Proposals to incorporate principles of CBDR and peaceful purposes
Article 3 of the IHR 2005 currently has four paragraphs and delineates principles to be applied while implementing the regulations. However, there are several proposals from India, Malaysia, Bangladesh and the U.K. to incorporate more principles into the provision. While the U.K. wants to incorporate a precautionary approach towards the diseases caused or events relating to unknown pathogens, others want to incorporate principles of equity, fairness, common but differentiated responsibilities (CBDR), as well as prioritisation of health systems strengthening in capacity building.
CBDR as a principle becomes important given the resource-intensive nature of the capacity building obligations identified in the IHR 2005 and also certain new proposals expanding the scope of such capacities. Application of this principle has become a necessity and obligatory on the part of the developed countries, given the neo-colonial trends that IHR 2005 followed in its implementation in the last decade or so.
The disparities in the surveillance capacities and response capacities, weakened health systems and inequitable access to health products and technologies are the results of an international health emergency law that is blind towards the development divide between countries and the non-binding approach it employs in the provisions addressing international cooperation.
The only way out from this conundrum is by developing legally binding obligations to address health inequities within IHR 2005 and with a reasonable differentiation between the obligations to be discharged by the developed and developing countries. Since IHR 2005 is the only existing legal instrument, addressing this gap within IHR 2005 is important.
The principle of CBDR is gaining acceptance beyond international environmental law especially among Global South leaders. In the Inaugural Leaders’ Session of Voice of Global South Summit 2023, Prime Minister of India, Narendra Modi called on other leaders to recognize that the principle of CBDR applies to “all global challenges.”
Malaysia additionally has proposed to incorporate a peaceful purposes clause on the exchange of information. Given the proposals to amend IHR 2005 by the developed countries like the U.S. and the E.U. which promote rapid and indiscriminate sharing of information with multiple actors, it is important that the data provided are used only for public health purposes. This proposal has become more important than ever given that the U.S. has also proposed to consider genetic sequence information of pathogens as part of the public health information to be shared under Article 6 of IHR 2005.

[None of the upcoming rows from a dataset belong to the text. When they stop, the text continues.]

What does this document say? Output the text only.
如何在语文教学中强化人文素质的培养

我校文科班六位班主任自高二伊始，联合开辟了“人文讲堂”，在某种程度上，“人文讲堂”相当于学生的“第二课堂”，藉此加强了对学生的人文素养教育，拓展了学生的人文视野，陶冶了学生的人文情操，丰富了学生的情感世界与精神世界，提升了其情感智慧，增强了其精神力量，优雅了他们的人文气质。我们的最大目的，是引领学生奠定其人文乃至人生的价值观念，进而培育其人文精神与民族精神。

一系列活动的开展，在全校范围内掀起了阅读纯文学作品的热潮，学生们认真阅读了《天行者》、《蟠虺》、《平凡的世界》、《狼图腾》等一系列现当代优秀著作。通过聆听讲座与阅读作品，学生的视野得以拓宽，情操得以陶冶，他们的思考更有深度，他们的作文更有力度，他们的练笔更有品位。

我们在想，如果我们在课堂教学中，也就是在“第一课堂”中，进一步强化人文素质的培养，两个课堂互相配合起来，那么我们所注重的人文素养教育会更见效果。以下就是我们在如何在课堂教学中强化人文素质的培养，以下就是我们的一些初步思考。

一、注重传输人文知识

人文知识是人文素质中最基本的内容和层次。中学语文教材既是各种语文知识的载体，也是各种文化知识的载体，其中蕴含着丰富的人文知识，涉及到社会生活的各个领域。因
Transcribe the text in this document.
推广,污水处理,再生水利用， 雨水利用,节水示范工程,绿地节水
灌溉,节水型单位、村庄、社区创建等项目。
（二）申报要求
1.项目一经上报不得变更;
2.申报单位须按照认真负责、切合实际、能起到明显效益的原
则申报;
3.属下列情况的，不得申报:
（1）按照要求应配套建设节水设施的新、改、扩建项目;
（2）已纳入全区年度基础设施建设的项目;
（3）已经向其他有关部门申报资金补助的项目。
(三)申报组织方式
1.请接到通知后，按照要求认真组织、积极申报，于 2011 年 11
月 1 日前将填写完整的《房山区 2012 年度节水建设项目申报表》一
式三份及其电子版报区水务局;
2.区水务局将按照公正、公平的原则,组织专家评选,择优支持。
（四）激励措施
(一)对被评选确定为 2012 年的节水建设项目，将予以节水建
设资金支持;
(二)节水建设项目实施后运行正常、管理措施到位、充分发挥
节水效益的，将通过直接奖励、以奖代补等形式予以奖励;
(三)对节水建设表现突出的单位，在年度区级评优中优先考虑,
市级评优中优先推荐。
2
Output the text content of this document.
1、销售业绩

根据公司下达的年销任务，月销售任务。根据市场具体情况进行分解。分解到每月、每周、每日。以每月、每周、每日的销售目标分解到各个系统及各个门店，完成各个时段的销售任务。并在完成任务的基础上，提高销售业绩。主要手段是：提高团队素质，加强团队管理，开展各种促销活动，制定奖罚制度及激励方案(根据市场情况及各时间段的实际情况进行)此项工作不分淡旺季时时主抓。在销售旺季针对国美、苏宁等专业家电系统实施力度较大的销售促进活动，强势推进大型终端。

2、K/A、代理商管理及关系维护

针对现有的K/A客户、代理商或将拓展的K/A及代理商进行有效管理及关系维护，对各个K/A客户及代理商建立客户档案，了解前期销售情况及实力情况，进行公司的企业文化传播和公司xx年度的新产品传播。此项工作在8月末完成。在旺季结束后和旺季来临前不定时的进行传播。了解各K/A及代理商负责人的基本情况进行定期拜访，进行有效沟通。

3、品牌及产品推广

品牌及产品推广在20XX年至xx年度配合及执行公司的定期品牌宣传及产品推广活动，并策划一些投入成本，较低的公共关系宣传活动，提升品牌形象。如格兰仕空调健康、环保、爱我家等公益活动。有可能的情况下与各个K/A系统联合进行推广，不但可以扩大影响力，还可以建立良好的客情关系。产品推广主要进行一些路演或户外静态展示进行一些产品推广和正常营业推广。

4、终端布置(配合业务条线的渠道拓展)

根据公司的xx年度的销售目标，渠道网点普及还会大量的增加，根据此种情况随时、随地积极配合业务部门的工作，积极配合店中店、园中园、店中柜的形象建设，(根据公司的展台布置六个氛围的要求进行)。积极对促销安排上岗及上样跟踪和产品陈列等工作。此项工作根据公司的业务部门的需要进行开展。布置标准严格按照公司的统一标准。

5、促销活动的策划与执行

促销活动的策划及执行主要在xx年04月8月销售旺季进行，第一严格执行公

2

It must be noted that ever since the advancement of synthetic biology, and recent developments such as DNA printers, the scope of misutilization of the genetic information by actors that contribute to proliferation of biological weapons as well as bioterrorism has increased. Not only exchange of biological materials but also biological information also needs to be protected in this scenario.
A possible attempt for Early Harvest Approach by the Bureau
At the time of the writing of this article, it is reported that the WGIHR Bureau has circulated Co-chairs’ text relating to Articles 4, 5, 18, 48, 49 and Annex 2. They have requested the Member States to be prepared to negotiate on the said text as well in the coming week. A developing country delegate who spoke to TWN in this regard said “this is the approach we were fundamentally against from the beginning. The gaps identified in COVID-19 Pandemic response was that of equity, it seems like North wants to force a consensus on all other issues except equity.”